Slaying the Dragon | |
2022-08-26 |
Slaying the Dragon
I had hesitated to get a copy of this book. I had thought that with the Rise of the Dungeon Master, Of Dice and Men, Empire of Imagination and then Playing at the World and especially Game Wizards I was covered. Also, I didn't want to go through a fifth or sixth recounting of the satanic panic.
It takes a village to slay a dragon, or maybe a host of wizards with magical cards, or a pair of traps of one's own making.

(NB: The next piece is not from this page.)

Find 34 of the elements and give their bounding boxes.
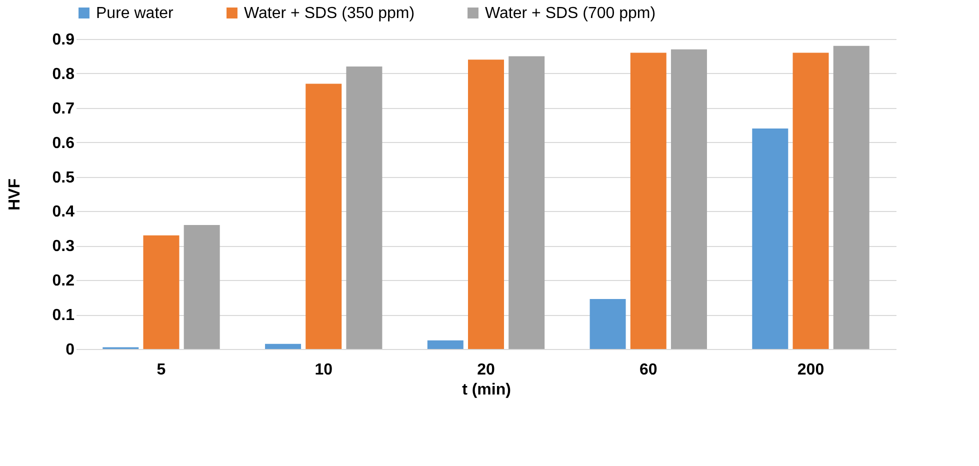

This book seems to be the result of a campaign of interviews of TSR actors, those still present and willing to talk to the author, Ben Riggs. I like how the recollections of some anecdotes contradict slightly each other. The author also had sometimes to guess and propose a narrative filling in the blanks. It all has a candid Rashōmon quality.
The post-Gygaxian age is not that dark, how could it be? It saw the blooming of so many settings.
(Zeb) Cook also looked at the wide world for inspiration. At the time, his literary diet consisted of experimental novels. For example, he read Dictionary of the Khazars, a Serbian novel by Milorad Pavić, though calling it a novel may be a generous description. It is a series of lexicons describing the Khazars, a Turkic people that purportedly converted to Judaism in the eighth or ninth century. (...) He also read Italo Calvino's Invisible Cities, a novel in which Marco Polo regales Emperor Kublai Khan with tales of a kaleidoscope of mind-bending metropoles. (...) But, Polo says, telling Kublai Khan all of that "would be the same as telling you nothing."
The Khazars, Italo Calvino, the great Khan and his Venitian, Zeb Cook, Sigil, Planescape...
I think that Slaying the Dragon is a necessary book. Although the nodes in the quote above makes me thirst for another book.
At a few points in the telling, there are hints that campaigns are being played. I wonder if a book putting side by side games and settings produced and books read and campaigns played could emerge before the witnesses forget or leave us.